By Rolf Boone, February 12, 2013, The Olympian

The Port of Olympia commission approved the extension of an option agreement with a Seattle developer Monday night, a move that sets in motion an effort to bring a new hotel to downtown Olympia.

The extension gives developer Lorig Associates of Seattle until April 30 to finish due diligence on a downtown site between the Hands On Children’s Museum and State Street. The site is part of the port’s East Bay development.

Lorig first signed an option agreement with the port a year ago, giving the company the chance to explore development ideas on the site. The site measures just under 2 acres.

After a year of research, the developer has come to the conclusion that it would make a “wonderful site for a hotel,” Lorig Chief Executive Tom Fitzsimmons told the three-member port commission Monday night at its regular commission meeting.

The type, size and hotel operator were not disclosed Monday night, but research shows that although the Olympia hotel market is seasonal and competitive, it has room for additional facilities, Fitzsimmons said. “It is leading us to a belief that we can do this project,” he said.

Downtown Olympia’s core currently is home to four hotels: the Governor Hotel, Phoenix Inn Suites, Olympia Inn and the Clarion Hotel.

Lorig has been in the development business for more than 40 years, developing mostly mixed-use projects throughout the region. It also has developed buildings on and near the campuses of Saint Martin’s University and Pacific Lutheran University in Tacoma.

Port commissioner Bill McGregor asked Fitzsimmons whether the public would have a chance to comment on the project.

Fitzsimmons replied that before and after April 30, he expects to participate in public events, showing hotel designs and concepts.

Fitzsimmons also said he expects to go through a “robust design review process” with the City of Olympia.

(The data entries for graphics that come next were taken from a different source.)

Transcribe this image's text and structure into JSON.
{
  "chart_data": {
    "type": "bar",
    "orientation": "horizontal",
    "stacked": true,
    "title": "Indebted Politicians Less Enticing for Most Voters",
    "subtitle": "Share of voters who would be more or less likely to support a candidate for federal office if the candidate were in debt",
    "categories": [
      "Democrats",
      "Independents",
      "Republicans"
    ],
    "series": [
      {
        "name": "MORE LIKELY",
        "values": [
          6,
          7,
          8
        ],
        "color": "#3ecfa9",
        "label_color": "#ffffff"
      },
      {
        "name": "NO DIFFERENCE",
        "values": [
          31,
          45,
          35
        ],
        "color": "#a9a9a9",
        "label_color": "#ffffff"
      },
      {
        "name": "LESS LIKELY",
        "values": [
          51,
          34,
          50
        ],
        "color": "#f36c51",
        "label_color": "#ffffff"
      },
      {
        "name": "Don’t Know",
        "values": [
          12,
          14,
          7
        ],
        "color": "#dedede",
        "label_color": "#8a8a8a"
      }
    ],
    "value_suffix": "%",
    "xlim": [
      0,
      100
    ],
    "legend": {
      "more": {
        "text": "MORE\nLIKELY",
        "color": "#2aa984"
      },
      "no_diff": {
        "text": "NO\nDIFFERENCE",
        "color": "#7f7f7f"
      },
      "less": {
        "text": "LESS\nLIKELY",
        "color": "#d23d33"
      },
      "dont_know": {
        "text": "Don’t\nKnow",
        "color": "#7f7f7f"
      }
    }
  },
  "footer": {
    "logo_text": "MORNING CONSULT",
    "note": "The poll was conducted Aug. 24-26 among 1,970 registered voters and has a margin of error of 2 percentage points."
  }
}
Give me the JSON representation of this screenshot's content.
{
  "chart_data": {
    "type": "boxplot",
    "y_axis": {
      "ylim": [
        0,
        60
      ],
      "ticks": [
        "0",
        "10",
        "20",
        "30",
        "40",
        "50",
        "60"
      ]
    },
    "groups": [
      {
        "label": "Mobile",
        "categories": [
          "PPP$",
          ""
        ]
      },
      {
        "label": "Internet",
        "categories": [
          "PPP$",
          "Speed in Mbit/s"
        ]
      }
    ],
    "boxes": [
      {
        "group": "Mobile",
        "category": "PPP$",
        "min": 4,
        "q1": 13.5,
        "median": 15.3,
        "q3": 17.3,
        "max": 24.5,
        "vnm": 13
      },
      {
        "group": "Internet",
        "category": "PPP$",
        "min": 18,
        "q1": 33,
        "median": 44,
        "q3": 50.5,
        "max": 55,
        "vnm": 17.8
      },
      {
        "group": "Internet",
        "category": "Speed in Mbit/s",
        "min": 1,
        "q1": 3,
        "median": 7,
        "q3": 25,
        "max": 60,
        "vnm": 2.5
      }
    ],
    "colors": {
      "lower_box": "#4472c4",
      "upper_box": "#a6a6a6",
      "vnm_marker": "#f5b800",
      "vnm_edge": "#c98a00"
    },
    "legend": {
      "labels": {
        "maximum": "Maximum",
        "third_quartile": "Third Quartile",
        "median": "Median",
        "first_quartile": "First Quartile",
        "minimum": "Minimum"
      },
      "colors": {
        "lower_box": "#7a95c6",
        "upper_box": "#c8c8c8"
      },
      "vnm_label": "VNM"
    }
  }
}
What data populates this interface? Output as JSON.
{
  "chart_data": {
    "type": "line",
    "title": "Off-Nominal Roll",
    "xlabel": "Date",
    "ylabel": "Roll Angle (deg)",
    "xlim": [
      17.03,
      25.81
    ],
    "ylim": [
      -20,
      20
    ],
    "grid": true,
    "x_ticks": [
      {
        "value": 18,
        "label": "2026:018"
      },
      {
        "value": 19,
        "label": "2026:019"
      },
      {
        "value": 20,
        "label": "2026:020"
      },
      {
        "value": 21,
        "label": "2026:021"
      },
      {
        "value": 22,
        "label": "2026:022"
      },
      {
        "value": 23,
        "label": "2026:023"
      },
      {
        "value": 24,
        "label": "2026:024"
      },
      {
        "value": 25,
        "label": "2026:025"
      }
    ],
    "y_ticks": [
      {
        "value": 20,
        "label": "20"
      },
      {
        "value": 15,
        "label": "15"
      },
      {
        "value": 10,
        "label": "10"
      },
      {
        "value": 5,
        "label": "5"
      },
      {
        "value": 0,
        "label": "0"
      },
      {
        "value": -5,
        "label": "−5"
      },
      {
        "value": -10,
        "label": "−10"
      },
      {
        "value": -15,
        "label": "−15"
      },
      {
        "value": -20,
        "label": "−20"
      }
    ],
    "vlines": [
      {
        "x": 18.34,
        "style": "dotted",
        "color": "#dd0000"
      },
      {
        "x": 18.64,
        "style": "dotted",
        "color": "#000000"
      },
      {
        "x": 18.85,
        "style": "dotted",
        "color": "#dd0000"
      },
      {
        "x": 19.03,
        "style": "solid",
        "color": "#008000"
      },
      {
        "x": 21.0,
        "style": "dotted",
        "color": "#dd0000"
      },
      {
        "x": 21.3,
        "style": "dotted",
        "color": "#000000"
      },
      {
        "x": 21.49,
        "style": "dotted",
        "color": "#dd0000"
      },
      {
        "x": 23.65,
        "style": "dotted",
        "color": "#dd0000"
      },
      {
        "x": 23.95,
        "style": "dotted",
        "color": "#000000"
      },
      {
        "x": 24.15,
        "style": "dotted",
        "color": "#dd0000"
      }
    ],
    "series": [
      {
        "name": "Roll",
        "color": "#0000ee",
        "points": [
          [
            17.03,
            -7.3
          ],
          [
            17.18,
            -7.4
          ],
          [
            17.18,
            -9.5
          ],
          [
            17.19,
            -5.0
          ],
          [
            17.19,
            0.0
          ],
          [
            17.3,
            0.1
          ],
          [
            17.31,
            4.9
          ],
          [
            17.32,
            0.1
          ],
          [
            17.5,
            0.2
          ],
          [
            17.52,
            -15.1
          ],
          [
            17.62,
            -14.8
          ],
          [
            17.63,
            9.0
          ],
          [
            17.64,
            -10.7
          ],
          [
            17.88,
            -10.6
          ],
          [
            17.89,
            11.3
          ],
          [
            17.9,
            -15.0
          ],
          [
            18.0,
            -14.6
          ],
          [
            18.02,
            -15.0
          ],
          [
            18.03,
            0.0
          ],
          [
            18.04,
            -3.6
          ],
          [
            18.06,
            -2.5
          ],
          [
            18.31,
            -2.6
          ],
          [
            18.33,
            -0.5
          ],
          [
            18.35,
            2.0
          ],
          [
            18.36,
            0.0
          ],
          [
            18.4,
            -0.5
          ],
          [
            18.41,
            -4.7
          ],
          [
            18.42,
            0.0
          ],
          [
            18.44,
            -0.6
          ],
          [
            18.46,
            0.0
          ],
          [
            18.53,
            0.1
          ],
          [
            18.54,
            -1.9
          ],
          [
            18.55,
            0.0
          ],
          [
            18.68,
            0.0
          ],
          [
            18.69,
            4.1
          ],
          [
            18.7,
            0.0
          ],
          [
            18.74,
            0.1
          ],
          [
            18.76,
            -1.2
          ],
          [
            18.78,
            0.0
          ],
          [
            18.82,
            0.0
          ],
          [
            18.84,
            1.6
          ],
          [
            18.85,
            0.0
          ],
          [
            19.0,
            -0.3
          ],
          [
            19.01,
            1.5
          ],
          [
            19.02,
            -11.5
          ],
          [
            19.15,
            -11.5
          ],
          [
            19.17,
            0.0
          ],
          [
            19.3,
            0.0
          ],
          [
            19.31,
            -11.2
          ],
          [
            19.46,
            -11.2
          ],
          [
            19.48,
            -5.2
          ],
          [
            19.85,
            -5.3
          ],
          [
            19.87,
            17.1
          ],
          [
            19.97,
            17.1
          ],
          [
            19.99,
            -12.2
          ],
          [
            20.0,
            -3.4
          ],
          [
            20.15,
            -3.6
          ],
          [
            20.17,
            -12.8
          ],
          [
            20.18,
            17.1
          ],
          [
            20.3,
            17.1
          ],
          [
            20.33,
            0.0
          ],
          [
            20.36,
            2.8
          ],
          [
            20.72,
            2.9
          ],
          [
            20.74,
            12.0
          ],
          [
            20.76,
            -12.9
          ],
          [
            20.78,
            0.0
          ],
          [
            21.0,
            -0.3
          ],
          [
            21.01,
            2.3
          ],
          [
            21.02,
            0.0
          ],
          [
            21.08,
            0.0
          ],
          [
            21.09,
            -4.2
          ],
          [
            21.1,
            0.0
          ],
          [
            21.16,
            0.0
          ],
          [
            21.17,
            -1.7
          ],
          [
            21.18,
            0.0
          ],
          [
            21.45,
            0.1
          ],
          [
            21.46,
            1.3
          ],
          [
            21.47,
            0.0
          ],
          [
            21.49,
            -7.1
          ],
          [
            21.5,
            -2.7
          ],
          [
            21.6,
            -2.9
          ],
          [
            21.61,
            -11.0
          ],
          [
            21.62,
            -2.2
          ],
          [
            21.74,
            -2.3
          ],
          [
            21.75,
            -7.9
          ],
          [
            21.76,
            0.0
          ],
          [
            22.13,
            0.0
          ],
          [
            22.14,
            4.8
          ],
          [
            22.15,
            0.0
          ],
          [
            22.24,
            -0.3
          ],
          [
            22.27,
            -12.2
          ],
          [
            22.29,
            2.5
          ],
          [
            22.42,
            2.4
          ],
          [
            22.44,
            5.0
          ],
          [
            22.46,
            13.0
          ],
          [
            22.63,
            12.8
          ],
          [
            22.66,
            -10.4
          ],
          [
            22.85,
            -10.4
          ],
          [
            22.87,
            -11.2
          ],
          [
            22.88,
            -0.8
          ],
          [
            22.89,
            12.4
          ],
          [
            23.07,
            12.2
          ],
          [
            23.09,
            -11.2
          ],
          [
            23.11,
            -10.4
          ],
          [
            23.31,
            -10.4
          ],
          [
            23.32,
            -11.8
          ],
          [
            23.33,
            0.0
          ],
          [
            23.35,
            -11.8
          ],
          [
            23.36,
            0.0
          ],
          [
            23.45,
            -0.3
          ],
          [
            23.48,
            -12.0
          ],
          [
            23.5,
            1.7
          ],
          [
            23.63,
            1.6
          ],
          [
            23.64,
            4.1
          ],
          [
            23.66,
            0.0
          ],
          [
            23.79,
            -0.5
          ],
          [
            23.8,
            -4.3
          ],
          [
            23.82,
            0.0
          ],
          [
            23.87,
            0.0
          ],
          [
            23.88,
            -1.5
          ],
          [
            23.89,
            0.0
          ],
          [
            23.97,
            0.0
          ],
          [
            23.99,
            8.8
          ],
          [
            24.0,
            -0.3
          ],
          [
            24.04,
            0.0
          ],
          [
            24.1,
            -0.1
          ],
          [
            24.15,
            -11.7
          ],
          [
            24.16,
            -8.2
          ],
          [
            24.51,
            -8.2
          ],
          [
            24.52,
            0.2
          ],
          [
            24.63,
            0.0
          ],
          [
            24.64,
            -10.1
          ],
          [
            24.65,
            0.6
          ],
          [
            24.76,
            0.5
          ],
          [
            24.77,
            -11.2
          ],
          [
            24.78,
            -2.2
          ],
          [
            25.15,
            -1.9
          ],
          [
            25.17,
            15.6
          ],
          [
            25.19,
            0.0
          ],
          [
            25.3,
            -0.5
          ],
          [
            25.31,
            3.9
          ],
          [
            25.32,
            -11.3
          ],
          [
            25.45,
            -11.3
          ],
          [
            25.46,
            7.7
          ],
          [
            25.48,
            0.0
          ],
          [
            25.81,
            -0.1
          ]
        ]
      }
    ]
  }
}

Up next for Lorig is to work with port staff on environmental issues on the site, which Fitzsimmons described as not insurmountable. There’s also a property appraisal, and then the company will work toward a long-term ground lease with the port.

If Lorig should decide not to pursue a project on the site, it would pay the port $25,000, according to the original option agreement. If a project goes forward on the site, the port will apply the $25,000 to the first year’s ground rent, said Mike Reid, the port’s senior manager of business development.